Several factors can lead to laminitis; the most common being fed an improper diet. When a horse eats too much grain or is switched to high energy legume diet, the risk for laminitis increases. Horses going through systemic illnesses are also prone to developing laminitis. The impact of excessive weight on a limb, typical in cases of severe lameness or after fracture type of injury, also leads to an increased predisposition to this hoof condition. Additional causes of laminitis include working unshod horses on hard, unforgiving surfaces, allowing them to become obese, or trimming its hooves too short.
Hoof-healthy nutrients can aid recovery from laminitis
 
Treatments
The best method for treating laminitis is to get your horse on a carefully monitored, long-term management program.

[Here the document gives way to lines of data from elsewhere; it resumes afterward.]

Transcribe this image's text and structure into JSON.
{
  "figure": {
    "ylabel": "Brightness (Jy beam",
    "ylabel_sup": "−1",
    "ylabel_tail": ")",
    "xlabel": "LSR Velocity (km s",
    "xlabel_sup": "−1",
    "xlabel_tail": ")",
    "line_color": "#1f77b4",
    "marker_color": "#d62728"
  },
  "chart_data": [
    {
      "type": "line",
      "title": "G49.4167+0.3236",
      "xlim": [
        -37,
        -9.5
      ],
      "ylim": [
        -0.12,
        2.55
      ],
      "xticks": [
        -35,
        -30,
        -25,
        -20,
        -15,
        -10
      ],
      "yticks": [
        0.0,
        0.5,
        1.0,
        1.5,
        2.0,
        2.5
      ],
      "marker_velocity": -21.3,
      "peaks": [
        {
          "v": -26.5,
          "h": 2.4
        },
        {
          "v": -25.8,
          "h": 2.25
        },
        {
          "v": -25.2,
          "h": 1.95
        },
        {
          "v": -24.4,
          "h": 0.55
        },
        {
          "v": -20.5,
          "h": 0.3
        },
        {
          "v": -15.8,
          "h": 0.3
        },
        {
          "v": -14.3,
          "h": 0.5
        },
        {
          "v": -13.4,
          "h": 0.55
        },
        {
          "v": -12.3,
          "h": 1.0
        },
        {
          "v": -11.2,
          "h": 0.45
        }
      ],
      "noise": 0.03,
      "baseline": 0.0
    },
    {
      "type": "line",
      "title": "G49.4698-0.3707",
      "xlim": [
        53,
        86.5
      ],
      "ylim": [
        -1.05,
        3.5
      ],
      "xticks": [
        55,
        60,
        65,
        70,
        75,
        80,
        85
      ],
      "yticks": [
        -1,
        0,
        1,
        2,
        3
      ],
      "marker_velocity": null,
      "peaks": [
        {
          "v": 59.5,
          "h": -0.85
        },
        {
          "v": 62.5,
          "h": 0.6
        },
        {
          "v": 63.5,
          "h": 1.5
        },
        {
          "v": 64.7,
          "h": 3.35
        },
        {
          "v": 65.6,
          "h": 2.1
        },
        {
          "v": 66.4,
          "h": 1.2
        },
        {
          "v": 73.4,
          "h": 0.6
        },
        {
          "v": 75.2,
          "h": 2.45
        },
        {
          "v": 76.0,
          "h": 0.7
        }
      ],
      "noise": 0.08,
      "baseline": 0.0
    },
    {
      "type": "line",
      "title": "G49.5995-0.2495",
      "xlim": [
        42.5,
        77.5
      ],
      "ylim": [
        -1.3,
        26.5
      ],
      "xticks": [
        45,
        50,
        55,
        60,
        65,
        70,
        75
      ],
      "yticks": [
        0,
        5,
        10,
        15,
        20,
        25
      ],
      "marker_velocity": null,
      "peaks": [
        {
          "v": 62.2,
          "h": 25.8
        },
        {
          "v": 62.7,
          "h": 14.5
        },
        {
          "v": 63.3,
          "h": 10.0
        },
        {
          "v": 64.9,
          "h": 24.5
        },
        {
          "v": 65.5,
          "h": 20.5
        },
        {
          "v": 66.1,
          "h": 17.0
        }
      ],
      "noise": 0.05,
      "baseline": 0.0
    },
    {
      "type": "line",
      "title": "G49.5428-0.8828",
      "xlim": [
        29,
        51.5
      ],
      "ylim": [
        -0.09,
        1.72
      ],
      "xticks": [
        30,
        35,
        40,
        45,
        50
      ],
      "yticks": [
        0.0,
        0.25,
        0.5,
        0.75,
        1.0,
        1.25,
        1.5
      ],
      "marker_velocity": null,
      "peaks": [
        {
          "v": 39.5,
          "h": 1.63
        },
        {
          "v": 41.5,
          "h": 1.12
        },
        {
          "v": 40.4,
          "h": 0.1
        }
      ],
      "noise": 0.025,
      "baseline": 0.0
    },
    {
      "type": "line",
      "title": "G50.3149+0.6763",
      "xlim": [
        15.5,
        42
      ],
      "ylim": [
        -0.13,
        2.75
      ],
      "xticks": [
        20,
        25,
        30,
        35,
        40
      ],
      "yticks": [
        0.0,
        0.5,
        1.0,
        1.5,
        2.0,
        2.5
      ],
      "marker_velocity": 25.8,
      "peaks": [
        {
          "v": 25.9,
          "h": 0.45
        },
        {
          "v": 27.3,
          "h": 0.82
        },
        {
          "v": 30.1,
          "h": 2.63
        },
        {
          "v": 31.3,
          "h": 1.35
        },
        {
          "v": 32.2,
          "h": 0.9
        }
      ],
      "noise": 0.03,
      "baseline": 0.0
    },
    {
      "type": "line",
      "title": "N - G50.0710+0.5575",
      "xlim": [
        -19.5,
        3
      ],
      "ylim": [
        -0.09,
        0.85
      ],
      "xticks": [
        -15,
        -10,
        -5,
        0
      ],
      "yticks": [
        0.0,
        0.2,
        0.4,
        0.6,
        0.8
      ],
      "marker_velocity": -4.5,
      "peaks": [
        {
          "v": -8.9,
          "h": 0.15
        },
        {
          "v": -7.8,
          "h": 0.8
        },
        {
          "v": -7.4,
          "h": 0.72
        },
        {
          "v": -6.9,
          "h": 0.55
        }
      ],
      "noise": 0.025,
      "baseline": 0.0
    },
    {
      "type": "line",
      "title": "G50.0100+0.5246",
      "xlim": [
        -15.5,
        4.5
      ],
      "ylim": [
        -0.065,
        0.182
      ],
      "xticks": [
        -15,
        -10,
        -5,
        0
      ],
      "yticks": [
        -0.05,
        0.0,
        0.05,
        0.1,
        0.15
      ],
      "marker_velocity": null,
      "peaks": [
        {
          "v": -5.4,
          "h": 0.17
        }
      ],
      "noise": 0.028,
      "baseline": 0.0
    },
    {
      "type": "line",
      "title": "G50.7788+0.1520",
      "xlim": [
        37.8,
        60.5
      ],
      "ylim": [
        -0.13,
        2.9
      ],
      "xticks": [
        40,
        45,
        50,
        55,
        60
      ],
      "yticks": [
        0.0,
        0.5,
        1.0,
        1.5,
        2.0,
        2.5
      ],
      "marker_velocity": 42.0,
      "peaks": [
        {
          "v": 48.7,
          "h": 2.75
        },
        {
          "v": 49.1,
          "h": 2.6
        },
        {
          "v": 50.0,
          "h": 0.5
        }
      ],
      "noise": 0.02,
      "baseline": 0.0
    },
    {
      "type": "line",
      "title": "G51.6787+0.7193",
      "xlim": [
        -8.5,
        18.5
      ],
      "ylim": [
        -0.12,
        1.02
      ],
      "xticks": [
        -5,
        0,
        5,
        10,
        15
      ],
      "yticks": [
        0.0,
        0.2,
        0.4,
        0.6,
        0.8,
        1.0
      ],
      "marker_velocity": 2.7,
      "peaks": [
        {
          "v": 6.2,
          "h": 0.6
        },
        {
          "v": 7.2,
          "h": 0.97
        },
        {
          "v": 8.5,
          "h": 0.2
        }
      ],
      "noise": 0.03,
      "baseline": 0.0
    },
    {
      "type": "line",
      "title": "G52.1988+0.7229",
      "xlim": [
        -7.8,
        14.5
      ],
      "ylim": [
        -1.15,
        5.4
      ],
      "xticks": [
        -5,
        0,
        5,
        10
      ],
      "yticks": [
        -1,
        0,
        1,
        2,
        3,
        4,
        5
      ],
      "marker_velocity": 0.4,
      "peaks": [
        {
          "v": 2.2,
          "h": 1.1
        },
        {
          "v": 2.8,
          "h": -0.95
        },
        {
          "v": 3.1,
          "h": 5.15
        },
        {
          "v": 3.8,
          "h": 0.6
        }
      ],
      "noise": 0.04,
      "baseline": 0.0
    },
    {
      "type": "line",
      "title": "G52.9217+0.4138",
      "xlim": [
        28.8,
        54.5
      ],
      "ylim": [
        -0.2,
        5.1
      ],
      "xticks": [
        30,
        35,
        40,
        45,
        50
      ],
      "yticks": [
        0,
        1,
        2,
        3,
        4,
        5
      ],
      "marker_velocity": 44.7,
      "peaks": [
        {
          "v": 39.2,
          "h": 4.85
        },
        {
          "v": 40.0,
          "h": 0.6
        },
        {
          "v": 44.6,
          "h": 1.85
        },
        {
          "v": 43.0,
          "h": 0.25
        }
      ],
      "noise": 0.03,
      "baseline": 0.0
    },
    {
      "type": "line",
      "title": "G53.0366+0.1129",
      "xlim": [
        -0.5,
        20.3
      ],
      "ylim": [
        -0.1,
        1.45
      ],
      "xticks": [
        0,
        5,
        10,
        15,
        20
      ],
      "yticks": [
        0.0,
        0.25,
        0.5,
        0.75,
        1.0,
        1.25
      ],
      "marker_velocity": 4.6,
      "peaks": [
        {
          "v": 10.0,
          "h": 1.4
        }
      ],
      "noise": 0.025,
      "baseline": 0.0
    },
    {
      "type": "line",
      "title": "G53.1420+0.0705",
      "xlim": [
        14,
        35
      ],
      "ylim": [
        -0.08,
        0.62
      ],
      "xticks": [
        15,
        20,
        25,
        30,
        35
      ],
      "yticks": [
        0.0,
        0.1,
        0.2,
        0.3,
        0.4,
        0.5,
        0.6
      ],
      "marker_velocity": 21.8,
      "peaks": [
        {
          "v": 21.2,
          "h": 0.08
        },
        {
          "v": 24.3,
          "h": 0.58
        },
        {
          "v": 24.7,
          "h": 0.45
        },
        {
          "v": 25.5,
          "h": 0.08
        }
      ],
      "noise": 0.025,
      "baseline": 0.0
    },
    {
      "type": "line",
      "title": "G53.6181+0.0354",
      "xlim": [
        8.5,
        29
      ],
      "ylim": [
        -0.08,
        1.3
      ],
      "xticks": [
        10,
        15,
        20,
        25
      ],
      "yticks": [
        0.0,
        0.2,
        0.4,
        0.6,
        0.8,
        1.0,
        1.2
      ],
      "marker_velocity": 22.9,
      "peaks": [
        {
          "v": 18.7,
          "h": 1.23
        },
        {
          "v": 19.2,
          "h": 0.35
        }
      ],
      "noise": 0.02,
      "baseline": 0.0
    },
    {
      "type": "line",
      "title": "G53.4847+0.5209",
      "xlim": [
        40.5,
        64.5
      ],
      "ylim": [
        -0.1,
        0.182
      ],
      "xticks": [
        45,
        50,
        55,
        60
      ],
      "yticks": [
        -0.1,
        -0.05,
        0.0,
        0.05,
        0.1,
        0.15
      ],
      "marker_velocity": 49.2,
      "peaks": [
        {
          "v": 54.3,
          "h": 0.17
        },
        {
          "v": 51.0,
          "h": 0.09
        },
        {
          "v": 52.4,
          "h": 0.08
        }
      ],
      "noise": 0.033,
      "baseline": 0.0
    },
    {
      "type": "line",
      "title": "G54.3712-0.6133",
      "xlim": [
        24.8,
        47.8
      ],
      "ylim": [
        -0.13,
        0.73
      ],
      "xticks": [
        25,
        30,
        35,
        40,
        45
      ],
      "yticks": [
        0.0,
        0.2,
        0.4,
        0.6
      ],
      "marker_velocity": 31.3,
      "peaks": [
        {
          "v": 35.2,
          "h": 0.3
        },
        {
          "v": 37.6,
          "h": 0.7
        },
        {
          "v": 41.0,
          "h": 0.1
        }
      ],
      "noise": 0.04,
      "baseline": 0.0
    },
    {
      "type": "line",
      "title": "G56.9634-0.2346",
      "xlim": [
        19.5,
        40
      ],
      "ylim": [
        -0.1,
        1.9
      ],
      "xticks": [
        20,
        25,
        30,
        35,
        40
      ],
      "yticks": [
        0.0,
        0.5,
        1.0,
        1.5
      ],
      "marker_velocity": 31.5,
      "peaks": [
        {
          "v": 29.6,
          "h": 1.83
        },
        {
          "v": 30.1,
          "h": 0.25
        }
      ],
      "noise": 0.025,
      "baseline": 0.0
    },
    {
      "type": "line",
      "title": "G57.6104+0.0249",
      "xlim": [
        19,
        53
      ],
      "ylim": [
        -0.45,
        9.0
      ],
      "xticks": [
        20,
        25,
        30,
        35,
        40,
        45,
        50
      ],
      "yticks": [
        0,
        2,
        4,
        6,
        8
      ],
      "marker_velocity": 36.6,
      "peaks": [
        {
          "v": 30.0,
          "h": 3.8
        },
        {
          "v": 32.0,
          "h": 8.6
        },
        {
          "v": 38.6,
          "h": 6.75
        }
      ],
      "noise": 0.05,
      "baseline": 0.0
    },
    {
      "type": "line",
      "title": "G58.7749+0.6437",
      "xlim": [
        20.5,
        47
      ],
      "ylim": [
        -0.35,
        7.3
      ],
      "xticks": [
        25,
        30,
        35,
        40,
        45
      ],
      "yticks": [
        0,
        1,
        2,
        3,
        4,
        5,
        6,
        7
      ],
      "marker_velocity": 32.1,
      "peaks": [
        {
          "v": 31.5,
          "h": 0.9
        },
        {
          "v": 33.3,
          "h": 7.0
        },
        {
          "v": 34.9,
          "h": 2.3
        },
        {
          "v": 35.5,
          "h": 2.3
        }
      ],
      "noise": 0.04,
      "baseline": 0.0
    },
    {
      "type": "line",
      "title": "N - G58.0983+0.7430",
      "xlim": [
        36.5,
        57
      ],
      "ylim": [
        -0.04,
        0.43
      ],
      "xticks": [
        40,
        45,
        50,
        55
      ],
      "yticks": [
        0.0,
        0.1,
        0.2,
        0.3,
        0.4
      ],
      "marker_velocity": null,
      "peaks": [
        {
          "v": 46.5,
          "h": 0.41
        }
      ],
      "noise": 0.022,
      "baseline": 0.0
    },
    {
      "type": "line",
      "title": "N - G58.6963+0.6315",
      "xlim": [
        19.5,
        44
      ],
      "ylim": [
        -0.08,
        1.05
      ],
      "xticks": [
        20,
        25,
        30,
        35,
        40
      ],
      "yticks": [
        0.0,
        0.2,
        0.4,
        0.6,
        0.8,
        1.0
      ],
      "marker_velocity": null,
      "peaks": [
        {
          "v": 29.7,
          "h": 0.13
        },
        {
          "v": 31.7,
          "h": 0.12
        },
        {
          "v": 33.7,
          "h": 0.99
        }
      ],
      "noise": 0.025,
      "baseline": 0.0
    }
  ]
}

Your goal should be to help prevent the further development of laminitis as well as to reduce the pain associated with this destructive disease.
 
Other methods of treatment include:
  • Review your horse’s diet with your veterinarian. Your horse will probably need to be kept off the pasture and instead, fed a diet of hay.

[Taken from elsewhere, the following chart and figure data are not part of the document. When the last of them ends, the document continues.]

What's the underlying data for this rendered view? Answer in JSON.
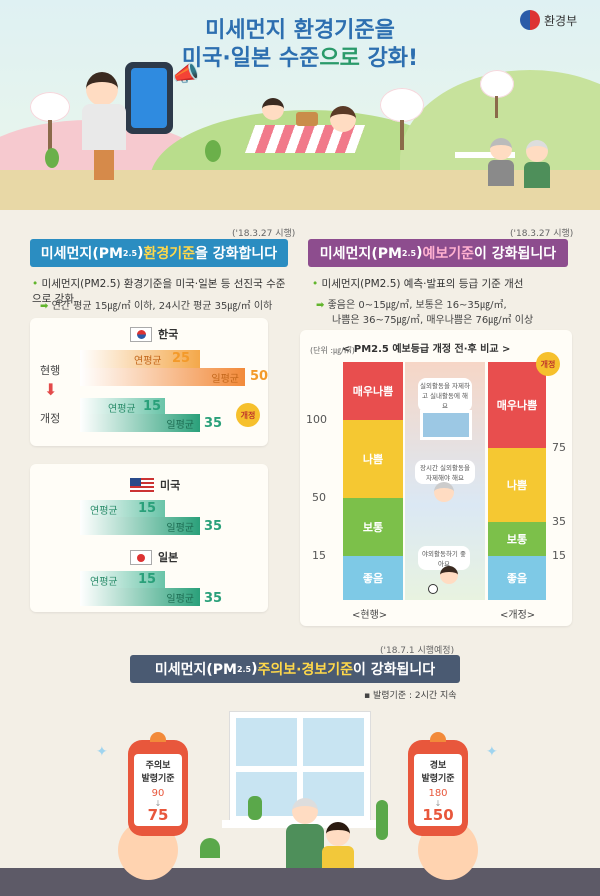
{
  "hero": {
    "title_line1": "미세먼지 환경기준을",
    "title_line2_pre": "미국·일본 수준",
    "title_line2_hl": "으로",
    "title_line2_post": " 강화!",
    "ministry": "환경부"
  },
  "left": {
    "date": "('18.3.27 시행)",
    "header_pre": "미세먼지(PM",
    "header_sub": "2.5",
    "header_mid": ") ",
    "header_acc": "환경기준",
    "header_post": "을 강화합니다",
    "bullet1": "미세먼지(PM2.5) 환경기준을 미국·일본 등 선진국 수준으로 강화",
    "bullet2": "연간 평균 15㎍/㎥ 이하, 24시간 평균 35㎍/㎥ 이하",
    "korea": {
      "country": "한국",
      "label_current": "현행",
      "label_revised": "개정",
      "badge": "개정",
      "cur_annual_label": "연평균",
      "cur_annual": "25",
      "cur_daily_label": "일평균",
      "cur_daily": "50",
      "rev_annual_label": "연평균",
      "rev_annual": "15",
      "rev_daily_label": "일평균",
      "rev_daily": "35"
    },
    "usa": {
      "country": "미국",
      "annual_label": "연평균",
      "annual": "15",
      "daily_label": "일평균",
      "daily": "35"
    },
    "japan": {
      "country": "일본",
      "annual_label": "연평균",
      "annual": "15",
      "daily_label": "일평균",
      "daily": "35"
    }
  },
  "right": {
    "date": "('18.3.27 시행)",
    "header_pre": "미세먼지(PM",
    "header_sub": "2.5",
    "header_mid": ") ",
    "header_acc": "예보기준",
    "header_post": "이 강화됩니다",
    "bullet1": "미세먼지(PM2.5) 예측·발표의 등급 기준 개선",
    "bullet2": "좋음은 0~15㎍/㎥, 보통은 16~35㎍/㎥,",
    "bullet3": "나쁨은 36~75㎍/㎥, 매우나쁨은 76㎍/㎥ 이상",
    "chart_title": "< PM2.5 예보등급 개정 전·후 비교 >",
    "unit": "(단위 :㎍/㎥)",
    "badge": "개정",
    "left_ticks": [
      "100",
      "50",
      "15"
    ],
    "right_ticks": [
      "75",
      "35",
      "15"
    ],
    "cur_label": "<현행>",
    "rev_label": "<개정>",
    "grades": [
      "매우나쁨",
      "나쁨",
      "보통",
      "좋음"
    ],
    "notes": [
      "실외활동을 자제하고 실내활동에 해요",
      "장시간 실외활동을 자제해야 해요",
      "야외활동하기 좋아요"
    ],
    "colors": {
      "very_bad": "#e84e4e",
      "bad": "#f5c832",
      "normal": "#7cc04a",
      "good": "#7ec9e6"
    }
  },
  "bottom": {
    "date": "('18.7.1 시행예정)",
    "header_pre": "미세먼지(PM",
    "header_sub": "2.5",
    "header_mid": ") ",
    "header_acc": "주의보·경보기준",
    "header_post": "이 강화됩니다",
    "bullet": "발령기준 : 2시간 지속",
    "phone_left": {
      "line1": "주의보",
      "line2": "발령기준",
      "from": "90",
      "to": "75"
    },
    "phone_right": {
      "line1": "경보",
      "line2": "발령기준",
      "from": "180",
      "to": "150"
    }
  }
}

  • Stable your horse on clean, deep, shavings.
  • Oversee medication as prescribed by your veterinarian.
  • Begin a feeding routine that implements hoof care supplements. For example, Feedmark Prolamin is a balanced combination of hoof-healthy nutrients developed to aid in the recovery from laminitis. Another popular supplement is Figuerola LaminaSaver, which helps your horse rebuild and regenerate tissues and bones damaged by laminitis.
  • Frequent trimming of the hooves, about once a month, by a farrier will help your horse feel more comfortable. Trimming of the hooves also provides additional support to the coffin bone and laminae.

At one time, laminitis was thought to be a hopeless disease to correct; the only available option for a horse owner was to euthanize the horse and prevent further suffering. With advancements in veterinarian medicine, newer methods of laminitis treatment are showing encouraging results, and some horses are now living productive and satisfying lives.